A search of the Southern Poverty Law Center’s website, for example, turns up no references to Jay Scott Ballinger, a self-described Satan worshiper deeply hostile to Christianity, who was sentenced to life in prison for burning 26 churches between 1994 and 1999. The SPLC has claimed that the number of hate crimes in American is sharply underreported. Yet if Ballinger’s arsons weren’t “hate crimes,” what were they?

Jacoby goes on to cite an attempt by National Public Radio to interpret the crimes in racial terms. After all, white racists burning black churches fits the politically correct template just fine. Unfortunately, of the ten churches burned, five had predominantly black congregations, and five mostly white congregations.
But real progress will come only when we abandon the whole misguided notion of “hate crimes,” which deems certain crimes more deserving of outrage and punishment not because of what the criminal did, but because of the group to which the victim belonged. The burning of a church is a hateful act regardless of the congregants’ skin color. That some people bend over backward not to say so is a disgrace.
The fundamental problem is that politically correct liberals believe that they are by definition tolerant, and conservatives aren’t.

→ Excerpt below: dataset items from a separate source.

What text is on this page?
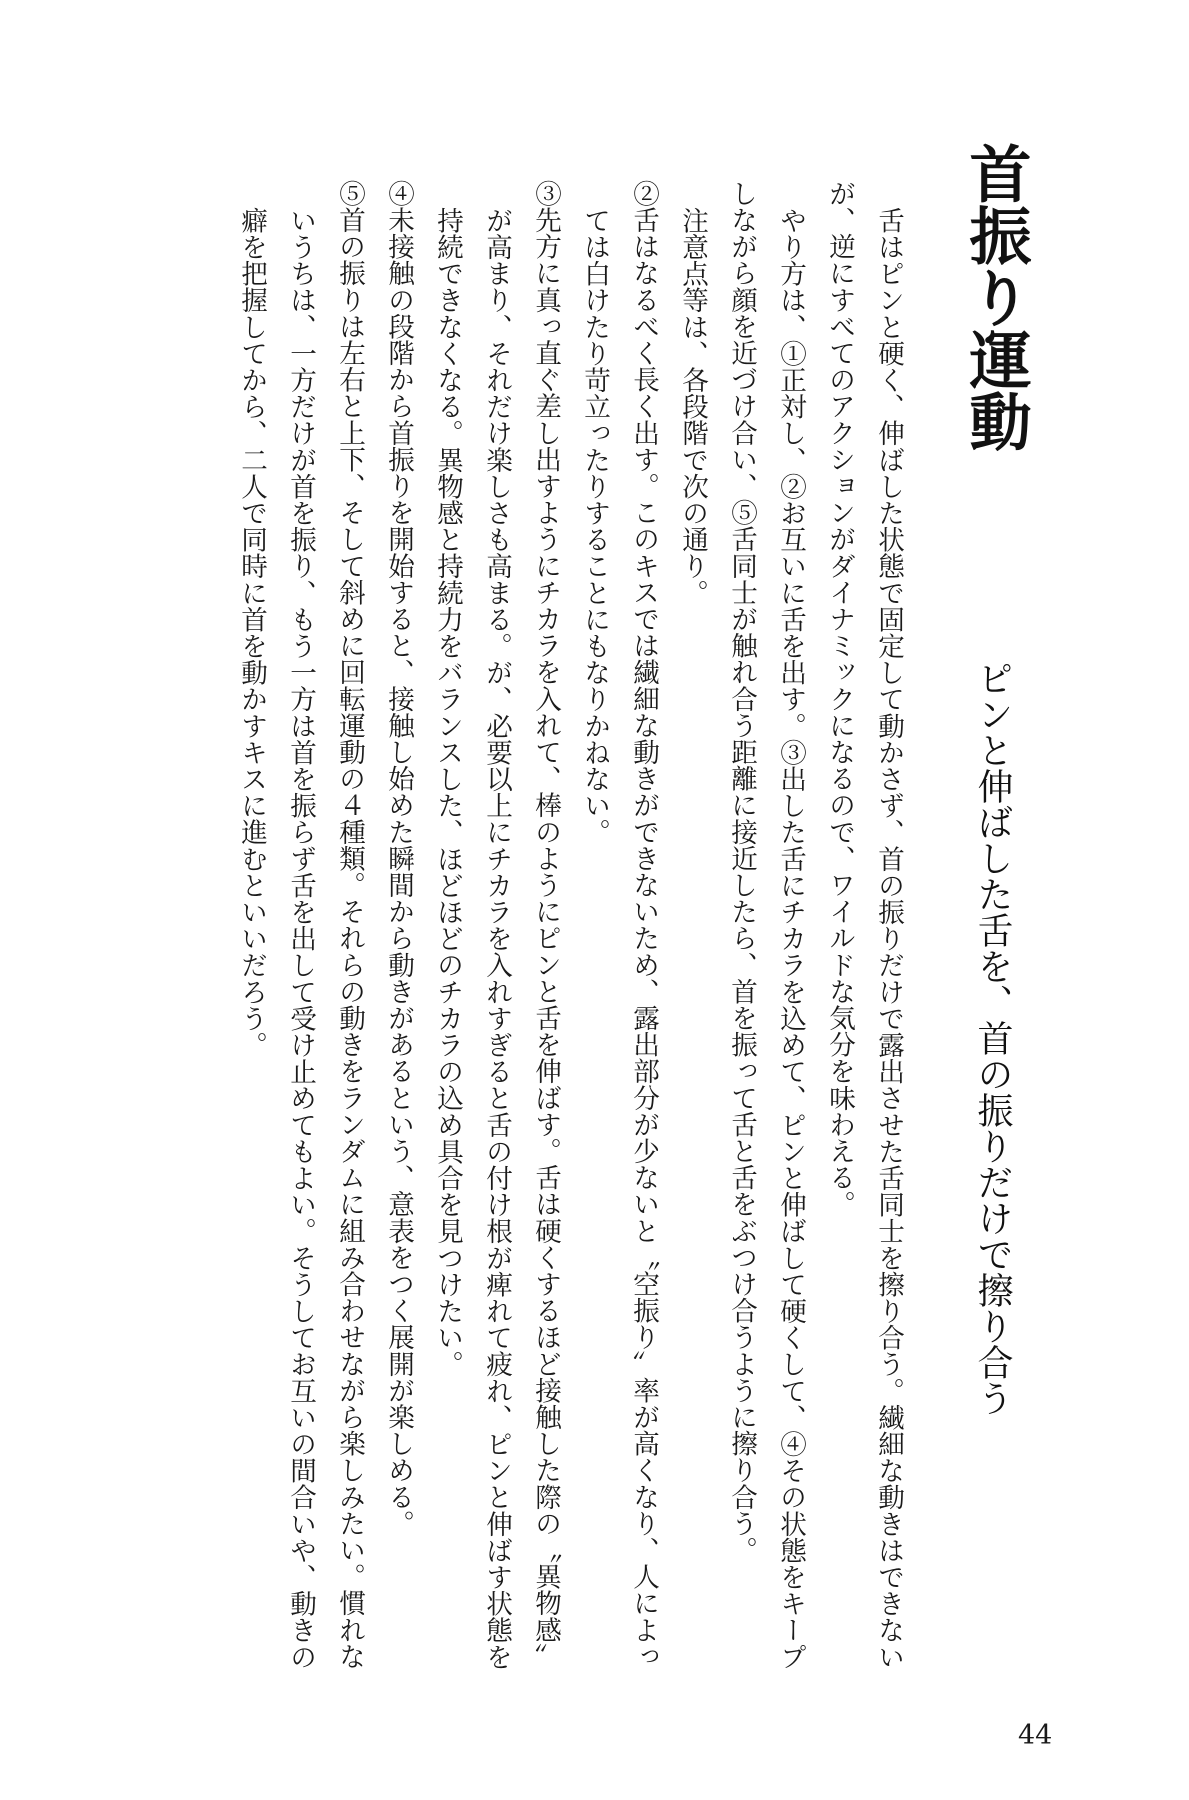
首振り運動
ピンと伸ばした舌を、首の振りだけで擦り合う

舌はピンと硬く、伸ばした状態で固定して動かさず、首の振りだけで露出させた舌同士を擦り合う。繊細な動きはできないが、逆にすべてのアクションがダイナミックになるので、ワイルドな気分を味わえる。

やり方は、①正対し、②お互いに舌を出す。③出した舌にチカラを込めて、ピンと伸ばして硬くして、④その状態をキープしながら顔を近づけ合い、⑤舌同士が触れ合う距離に接近したら、首を振って舌と舌をぶつけ合うように擦り合う。

注意点等は、各段階で次の通り。

②舌はなるべく長く出す。このキスでは繊細な動きができないため、露出部分が少ないと〝空振り〟率が高くなり、人によっては白けたり苛立ったりすることにもなりかねない。

③先方に真っ直ぐ差し出すようにチカラを入れて、棒のようにピンと舌を伸ばす。舌は硬くするほど接触した際の〝異物感〟が高まり、それだけ楽しさも高まる。が、必要以上にチカラを入れすぎると舌の付け根が痺れて疲れ、ピンと伸ばす状態を持続できなくなる。異物感と持続力をバランスした、ほどほどのチカラの込め具合を見つけたい。

④未接触の段階から首振りを開始すると、接触し始めた瞬間から動きがあるという、意表をつく展開が楽しめる。

⑤首の振りは左右と上下、そして斜めに回転運動の４種類。それらの動きをランダムに組み合わせながら楽しみたい。慣れないうちは、一方だけが首を振り、もう一方は首を振らず舌を出して受け止めてもよい。そうしてお互いの間合いや、動きの癖を把握してから、二人で同時に首を動かすキスに進むといいだろう。

44
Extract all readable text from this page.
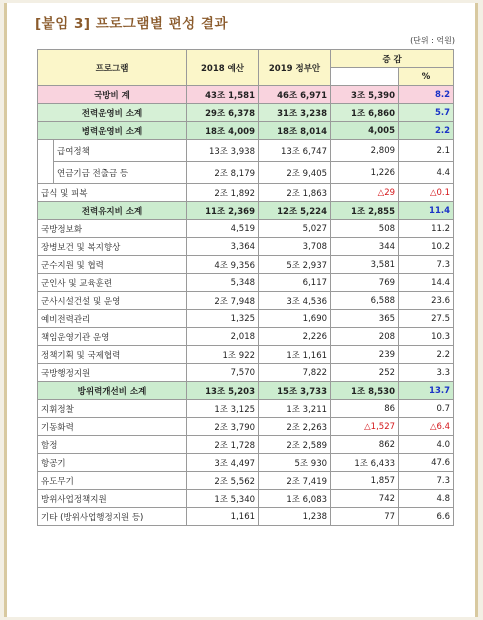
[붙임 3] 프로그램별 편성 결과
(단위 : 억원)
프로그램		2018 예산	2019 정부안	증 감	
					%
국방비 계		43조 1,581	46조 6,971	3조 5,390	8.2
전력운영비 소계		29조 6,378	31조 3,238	1조 6,860	5.7
병력운영비 소계		18조 4,009	18조 8,014	4,005	2.2
	급여정책	13조 3,938	13조 6,747	2,809	2.1
	연금기금 전출금 등	2조 8,179	2조 9,405	1,226	4.4
급식 및 피복		2조 1,892	2조 1,863	△29	△0.1
전력유지비 소계		11조 2,369	12조 5,224	1조 2,855	11.4
국방정보화		4,519	5,027	508	11.2
장병보건 및 복지향상		3,364	3,708	344	10.2
군수지원 및 협력		4조 9,356	5조 2,937	3,581	7.3
군인사 및 교육훈련		5,348	6,117	769	14.4
군사시설건설 및 운영		2조 7,948	3조 4,536	6,588	23.6
예비전력관리		1,325	1,690	365	27.5
책임운영기관 운영		2,018	2,226	208	10.3
정책기획 및 국제협력		1조 922	1조 1,161	239	2.2
국방행정지원		7,570	7,822	252	3.3
방위력개선비 소계		13조 5,203	15조 3,733	1조 8,530	13.7
지휘정찰		1조 3,125	1조 3,211	86	0.7
기동화력		2조 3,790	2조 2,263	△1,527	△6.4
함정		2조 1,728	2조 2,589	862	4.0
항공기		3조 4,497	5조 930	1조 6,433	47.6
유도무기		2조 5,562	2조 7,419	1,857	7.3
방위사업정책지원		1조 5,340	1조 6,083	742	4.8
기타 (방위사업행정지원 등)		1,161	1,238	77	6.6
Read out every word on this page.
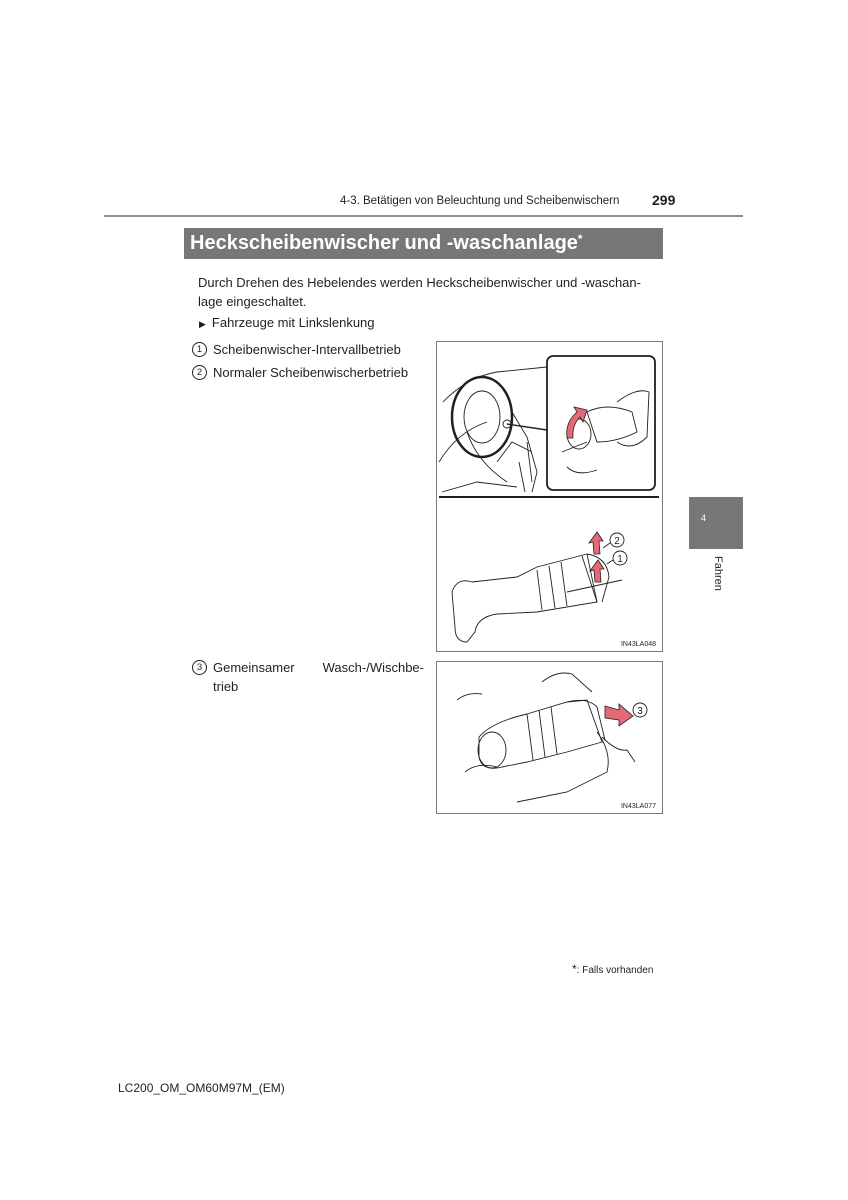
4-3. Betätigen von Beleuchtung und Scheibenwischern 299
Heckscheibenwischer und -waschanlage*
Durch Drehen des Hebelendes werden Heckscheibenwischer und -waschan-
lage eingeschaltet.
▶ Fahrzeuge mit Linkslenkung
1 Scheibenwischer-Intervallbetrieb
2 Normaler Scheibenwischerbetrieb
3 Gemeinsamer Wasch-/Wischbe-
trieb
2
1
IN43LA048
3
IN43LA077
4
Fahren
*: Falls vorhanden
LC200_OM_OM60M97M_(EM)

Thus, intolerance coming from their side of the political spectrum must be either rationalized as justified (of course blacks should hate whites, and women should hate men), or just flat out ignored.

Of course, the arsonists may not be liberal in any serious political sense. But then, guys who beat up homosexuals aren’t conservative in any serious political sense either. Just violent thugs. But that doesn’t prevent the liberals interpreting such attacks as evidence of “homophobia.”

So why not interpret these arsons as examples of anti-religious bias?

Because Christians aren’t a properly accredited victim group.